Dante refuta a estos hombres por su alegoría del Sol y la Luna de la Génesis, mediante la cual deducen que el orden espiritual y temporal se encuentran en una relación de subordinación al recibir el reino temporal toda autoridad del reino espiritual, en tanto que toda luz de la Luna proviene del Sol. Para Dante es claro el carácter erróneo del silogismo por el motor propio y la luz emanada por la Luna en los eclipses, aunque acepta la mayor eficacia del orden temporal cuando recibe ayuda del espiritual. Durante el transcurso de este tercer libro Dante niega el silogismo mediante el cual el Papa puede deponer al Monarca temporal en virtud de aquello mismo que hizo Samuel con Saúl por mandato divino. Dante muestra como el círculo del Sumo Pontífice arguye que este es vicario de Dios al igual que Samuel, a lo que Dante refuta aclarando que Samuel no era más que un nuncio; y, en el caso de llegar a ser vicario de Dios, el Papa jamás tendría su misma autoridad.

           El florentino tacha de ilícito hacer cosas contrarias al oficio de uno y por ello censura la donación de Constantino a la Iglesia tras la cura de su lepra en tanto que, como Emperador, su función es mantener el Imperio unido, y donar una parte sería separarlo. A esto añade que por precepto de San Mateo, “no os procuréis oro, ni plata, ni cobre sobre vuestros cintos, ni alforja para el camino” (Mt. 10, 9-19), la Iglesia no puede recibir bienes temporales más que por patrocinio, y de ninguna manera en calidad de propietaria.

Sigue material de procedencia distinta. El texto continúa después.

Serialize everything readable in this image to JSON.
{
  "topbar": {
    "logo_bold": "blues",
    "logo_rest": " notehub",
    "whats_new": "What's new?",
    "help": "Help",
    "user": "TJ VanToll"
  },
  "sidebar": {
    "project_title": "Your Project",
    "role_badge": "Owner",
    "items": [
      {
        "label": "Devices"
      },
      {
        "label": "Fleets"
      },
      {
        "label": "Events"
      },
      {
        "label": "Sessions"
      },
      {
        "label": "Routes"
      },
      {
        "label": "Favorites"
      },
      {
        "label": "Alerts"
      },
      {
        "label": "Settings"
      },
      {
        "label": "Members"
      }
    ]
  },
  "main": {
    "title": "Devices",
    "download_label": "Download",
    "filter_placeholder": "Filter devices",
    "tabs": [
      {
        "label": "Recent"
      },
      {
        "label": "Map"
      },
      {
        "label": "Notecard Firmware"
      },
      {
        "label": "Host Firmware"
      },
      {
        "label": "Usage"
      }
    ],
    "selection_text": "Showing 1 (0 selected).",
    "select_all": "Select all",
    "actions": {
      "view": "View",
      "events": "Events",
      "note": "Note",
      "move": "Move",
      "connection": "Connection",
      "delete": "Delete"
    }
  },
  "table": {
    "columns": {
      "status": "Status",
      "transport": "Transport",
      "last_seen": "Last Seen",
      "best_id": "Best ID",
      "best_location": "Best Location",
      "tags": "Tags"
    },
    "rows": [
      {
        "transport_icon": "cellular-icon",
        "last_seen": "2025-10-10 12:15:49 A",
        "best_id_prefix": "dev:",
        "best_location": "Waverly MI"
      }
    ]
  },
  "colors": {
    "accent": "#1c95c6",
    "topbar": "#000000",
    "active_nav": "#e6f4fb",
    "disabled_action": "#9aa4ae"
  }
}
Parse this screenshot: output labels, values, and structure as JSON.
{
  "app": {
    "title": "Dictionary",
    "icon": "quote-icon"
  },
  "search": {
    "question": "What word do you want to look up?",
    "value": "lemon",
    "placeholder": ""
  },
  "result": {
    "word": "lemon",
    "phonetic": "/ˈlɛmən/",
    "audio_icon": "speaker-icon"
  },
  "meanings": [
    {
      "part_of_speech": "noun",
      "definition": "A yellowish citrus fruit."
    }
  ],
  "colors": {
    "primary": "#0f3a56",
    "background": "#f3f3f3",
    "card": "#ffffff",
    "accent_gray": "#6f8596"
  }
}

Dante también reprueba a aquellos que defienden la autoridad del Imperio como obra de la autoridad de la Iglesia al demostrar que el Imperio tuvo su autoridad y existencia antes que esta apareciera. Para argumentar la procedencia directa de Dios de la autoridad del Monarca Dante divide al hombre en cuerpo y alma, respectivamente corruptible e incorruptible. Esto conlleva un doble fin del hombre y para ello han de existir dos guías: el Emperador y el Papa.
De esta manera resulta evidente que ambos son necesarios al proceder su autoridad de la voluntad divina. Como apunte final Dante, a pesar de haber negado la supremacía total del poder espiritual sobre el temporal, sí considera que el Emperador debe reverenciar al Sumo Pontífice en tanto que la felicidad mortal se ordena a la inmortal.

4.   Conclusión
Dante aporta en De monarchia numerosos argumentos para defender tanto la secularización del Estado como la necesidad de un Imperio de probado origen divino. La obra permitió fundamentar una disminución de la autoridad eclesiástica, razón suficiente para que la Iglesia prohibiese Monarquía. Por los argumentos dados Dante también facilita la defensa de la primacía histórica del Imperio Romano y siembra el germen del sustento ideológico de las grandes monarquías absolutas de los siglos XVII y XVIII.

La razón personal para la elección de este texto se debió a mi interés en la obra dantesca por haber leído extractos de La Divina Comedia y libros relacionados. Encontrar un tratado en prosa de tanta calidad lingüística ha sido muy grato y a razón de ello he recomendado a distintos compañeros la lectura. Considero que la relación entre Iglesia y Estado es aun a día de hoy un tema candente, tal vez en distinta manera, pero todavía Monarquía puede constituir una lectura de interés para cualquier persona interesada en la relación de los órdenes temporal y espiritual, el modelo de la monarquía absoluta o la historia de Roma.